Casey Kaplan, New York, This Isn’t Who It Would Be, If It Wasn’t Who It Is, January 12–February 17, 2024.
Literature
Sturtevant Drawings, 1988-1965 (New York: Bess Cutler Gallery, 1988), n.p., ill.

Description
Sturtevant (1924-2014), whose real name was Elaine Frances Sturtevant, gained recognition for her striking appropriations of major works by her male peers. She was one of the first artists to
problematize issues of originality and authorship against the backdrop of modern art’s enshrinement of the artist’s––and the artwork’s––unique aura. “Study for Lichtenstein Figures with Sunset” is an inimitable and rare example of Sturtevant’s unmatched ability to reproduce not just an artwork but also a style.
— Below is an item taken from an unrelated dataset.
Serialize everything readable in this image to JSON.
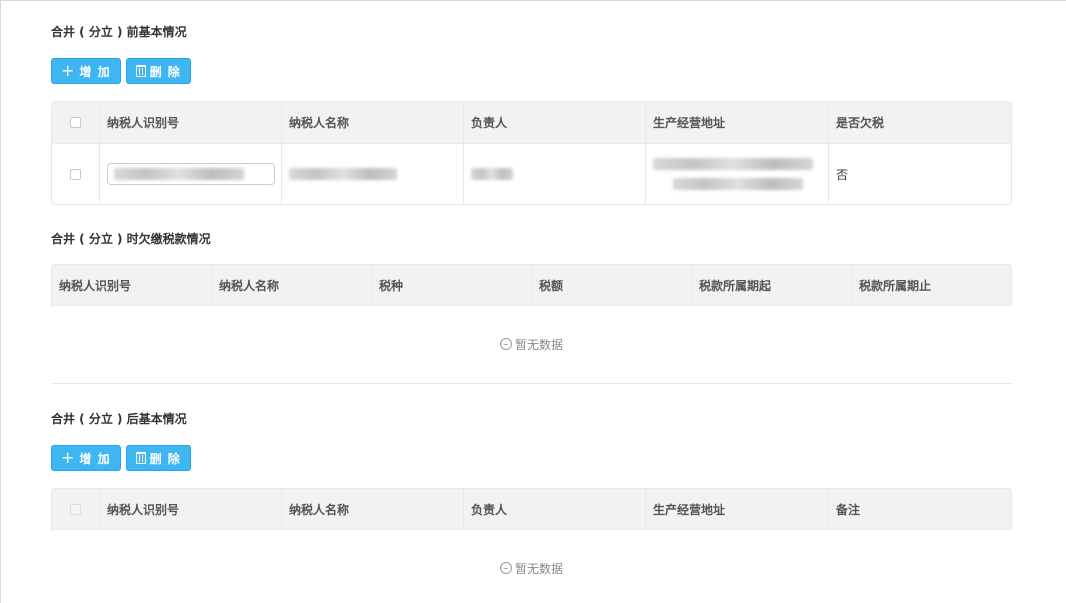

Based on Roy Lichtenstein’s “Figures with Sunset” (1978) which itself is interestingly part of Lichtenstein’s two-decade study of “reinterpreting great works of modern art in a Pop Art style” and is currently housed in the collection of SFMOMA, Sturtevant’s work was created ten years after in 1988. It urges us to contemplate more critically the fraught issue of originality and our very notions of what constitutes artistic “creation.”
Though “Study for Lichtenstein Figures with Sunset” looks at first glance to be a reproduction of Lichtenstein’s work, Sturtevant deviated in a few ways so as to maintain some discernable difference, including the decision to shade using crosshatching rather than Lichtenstein’s hallmark Ben-Day dots. In addition, using the materials of graphite, colored pencil, and collage rather than oil paint (the medium of choice for Lichtenstein’s work) allowed Sturtevant to achieve a more textured finish than the mechanically produced look of Lichtenstein’s original work.
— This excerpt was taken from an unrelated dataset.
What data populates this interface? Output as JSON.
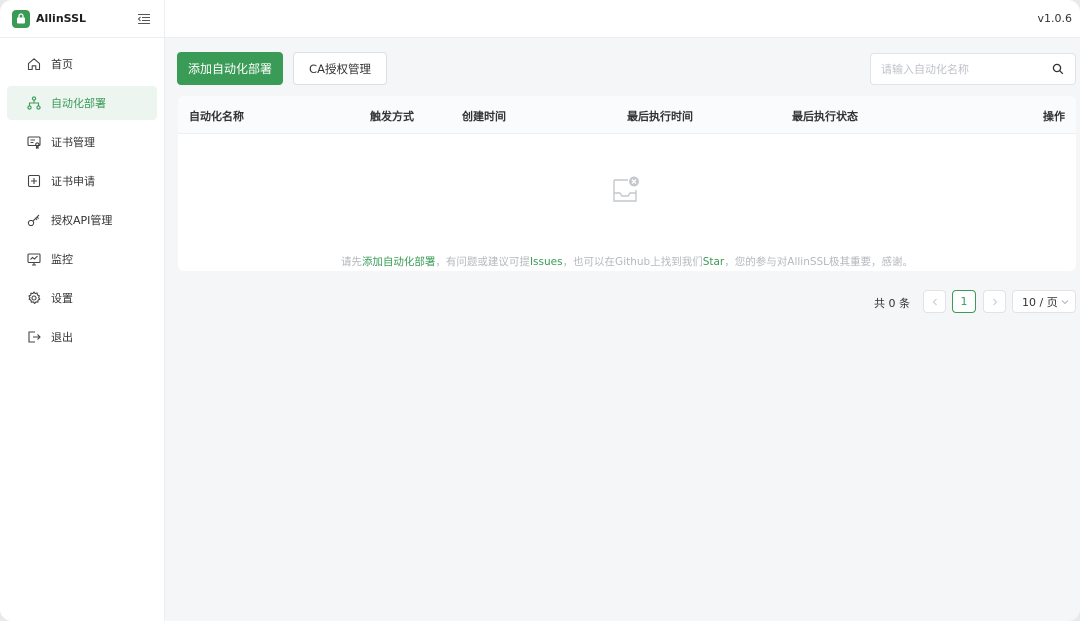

Throughout her life, Sturtevant cultivated friendships with many notable artists, including Jasper Johns, Robert Rauschenberg, and Andy Warhol, who gave Sturtevant one of his silkscreens so that she could produce her own versions in 1969. After initially focusing her reproductions on works by American artists such as Lichtenstein, Frank Stella, Claes Oldenburg, Andy Warhol, and Jasper Johns, she expanded to the works of Robert Gober, Felix Gonzalez-Torres, and Anselm Kiefer in the early 1980s, often mastering new mediums to reproduce works. In most cases, her decision to copy this latter group of younger artists completely presaged these artists’ recognition.
She has had solo exhibitions at the Museum of Contemporary Art Los Angeles (2015), Museum of Modern Art, New York (2014), Serpentine Galleries (2013), Kunsthalle Zurich (2012), Moderna Museet (2012), La Biennale di Venezia (2011), Musée d’Art Moderne de la Ville de Paris (2010), Museum für Moderne Kunst, Frankfurt am Main (2004), Villa Arson, Nice (1993), among others.